Mechanically speaking, these books detail rules for AD&D and D&D 3rd Edition - the two RPGs I've played the most. And while there are other books and other systems I have liked more (I still think about you, sometimes, GURPS, and wonder at what might've been), these books remain the ones with the most long-term value. Even if I never check THAC0 again, I know I can still find a treasure trove of ideas in these books.

d20 Modern Core Rulebook (Wizard of the Coast, 2002). This book drives me nuts. It’s got OK core mechanics but it’s still somehow boring. I always want to fix it! So I do fix it. And my friends fix it. And we end up running vastly different games full of nuance and character off the same book, the same flawed rules we’re perpetually complaining about, perpetually improving, and man, it’s like magic. I have played in some amazing d20 Modern games over the years.
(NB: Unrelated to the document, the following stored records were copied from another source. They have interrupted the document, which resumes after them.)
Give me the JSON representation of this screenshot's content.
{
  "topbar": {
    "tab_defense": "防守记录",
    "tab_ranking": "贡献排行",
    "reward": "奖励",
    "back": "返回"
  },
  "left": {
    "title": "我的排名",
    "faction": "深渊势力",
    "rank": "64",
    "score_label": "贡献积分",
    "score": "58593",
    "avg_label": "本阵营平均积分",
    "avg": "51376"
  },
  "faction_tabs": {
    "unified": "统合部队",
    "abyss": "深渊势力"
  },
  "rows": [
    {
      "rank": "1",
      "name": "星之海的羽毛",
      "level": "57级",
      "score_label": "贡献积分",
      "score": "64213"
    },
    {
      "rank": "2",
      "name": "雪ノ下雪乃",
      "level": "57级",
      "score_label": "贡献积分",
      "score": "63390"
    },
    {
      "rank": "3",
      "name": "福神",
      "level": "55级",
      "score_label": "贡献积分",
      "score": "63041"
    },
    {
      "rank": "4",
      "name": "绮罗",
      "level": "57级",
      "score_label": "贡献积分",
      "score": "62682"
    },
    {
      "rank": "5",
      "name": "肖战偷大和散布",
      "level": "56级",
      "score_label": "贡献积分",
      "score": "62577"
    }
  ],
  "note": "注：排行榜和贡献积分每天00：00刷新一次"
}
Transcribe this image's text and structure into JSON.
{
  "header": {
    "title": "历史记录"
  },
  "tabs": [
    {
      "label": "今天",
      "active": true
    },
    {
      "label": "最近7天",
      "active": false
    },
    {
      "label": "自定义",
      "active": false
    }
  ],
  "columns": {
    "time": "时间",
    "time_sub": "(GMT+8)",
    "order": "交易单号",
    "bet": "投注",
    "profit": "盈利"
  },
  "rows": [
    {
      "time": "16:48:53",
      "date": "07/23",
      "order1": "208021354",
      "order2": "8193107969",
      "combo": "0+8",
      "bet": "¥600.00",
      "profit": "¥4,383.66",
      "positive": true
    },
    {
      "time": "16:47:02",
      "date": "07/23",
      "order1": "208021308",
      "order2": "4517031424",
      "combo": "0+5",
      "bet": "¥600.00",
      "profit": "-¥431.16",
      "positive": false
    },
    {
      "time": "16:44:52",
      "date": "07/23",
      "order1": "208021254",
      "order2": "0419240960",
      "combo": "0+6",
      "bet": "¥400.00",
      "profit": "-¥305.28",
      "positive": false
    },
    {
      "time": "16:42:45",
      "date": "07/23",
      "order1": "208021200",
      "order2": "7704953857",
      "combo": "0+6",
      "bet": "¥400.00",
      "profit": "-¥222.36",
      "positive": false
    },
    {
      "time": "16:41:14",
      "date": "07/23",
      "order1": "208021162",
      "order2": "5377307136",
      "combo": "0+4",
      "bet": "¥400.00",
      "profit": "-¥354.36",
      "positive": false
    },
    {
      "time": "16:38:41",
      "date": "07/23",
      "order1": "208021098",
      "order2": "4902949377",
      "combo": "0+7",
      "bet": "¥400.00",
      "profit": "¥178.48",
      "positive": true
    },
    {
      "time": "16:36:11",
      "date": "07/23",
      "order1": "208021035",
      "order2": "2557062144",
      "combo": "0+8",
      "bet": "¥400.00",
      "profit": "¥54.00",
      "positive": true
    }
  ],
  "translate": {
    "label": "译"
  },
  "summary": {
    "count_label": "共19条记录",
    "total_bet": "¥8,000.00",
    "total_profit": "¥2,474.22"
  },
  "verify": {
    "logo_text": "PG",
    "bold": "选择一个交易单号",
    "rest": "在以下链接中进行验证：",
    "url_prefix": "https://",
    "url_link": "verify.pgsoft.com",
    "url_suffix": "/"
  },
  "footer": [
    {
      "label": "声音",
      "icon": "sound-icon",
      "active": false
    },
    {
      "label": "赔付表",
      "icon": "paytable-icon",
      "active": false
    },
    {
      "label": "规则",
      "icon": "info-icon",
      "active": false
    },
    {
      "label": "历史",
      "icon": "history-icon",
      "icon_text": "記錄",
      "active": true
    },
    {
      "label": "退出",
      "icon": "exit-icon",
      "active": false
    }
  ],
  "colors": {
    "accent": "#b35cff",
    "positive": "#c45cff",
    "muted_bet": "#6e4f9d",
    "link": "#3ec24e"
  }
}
It's not a great book but it is a great catalyst. I honestly can't explain why.

Planescape Campaign Setting (AD&D, David Zeb Cook, 1994). I still don’t know if Planescape is better thought of as a work of fiction or as a one-of-a-kind campaign setting. Navigating the planes is difficult for players and DMs alike, but so rewarding. There is so much here to steal! Seriously, it’s an unguarded dragon’s horde and every gold piece is a brilliant idea. Even if you never play it as the Factols intended, parts of Planescape will slip into everything you do from here on out, forever.

Okay, that's blatant hyperbole, but I still highly recommend it. If, after reading, you're uninspired by Zeb Cook's weird prose and left cold by Tony DiTerlizzi's whimsical illustrations, well, I don't know what to tell you, other than you have inscrutable taste.

The Illithiad (AD&D, Bruce Cordell, 1998). Was it strictly necessary to make the scariest monsters in AD&D even scarier? No. Was it awesome? Hell yes! Back in the day, man, this book got used. We wrapped up long play-through of A Night Below around the time I purchased this book, so illithids and their society were a constant presence in our games back then. Mostly off-camera; we’d find their weapons, their slaves, and their incomprehensible treasures more often than we’d find actual mind flayers, but we lived in perpetual fear of having our brains sucked out.

This one might just be on the list for the sake of nostalgia. Even so, there are few books that go into so much detail with regard to a single antagonist. I still feel as though a dozen games could come crawling out of its pages.

The Book of Vile Darkness (D&D 3.0, Monte Cook, 2002). The perfect amount of evil. It manages to be graphic but not vomit-inducing. I have used this as a sourcebook for antagonists ever since it came out. The Blackguard spell list alone has altered the fate of several campaigns (Having both sadism and masochism active on a character with multiple attacks is a recipe for sheer terror).

Eberron (D&D 3.5, Keith Baker, 2004). I’ve only run a single campaign in Eberron proper. Without getting into details, I'll just say that the campaign was short, sweet, and very memorable. I’ve often thought about running Eberron again, and what invariably occurs is this: I open up Eberron, write a campaign synopsis, plot it out, and think, “Man, if I could just move the geography around a little, I could do this…” So I do. I change geography and monsters and villains and kingdoms. And then it’s not Eberron anymore, not really, but it’s better – it’s the seeds of my own campaign.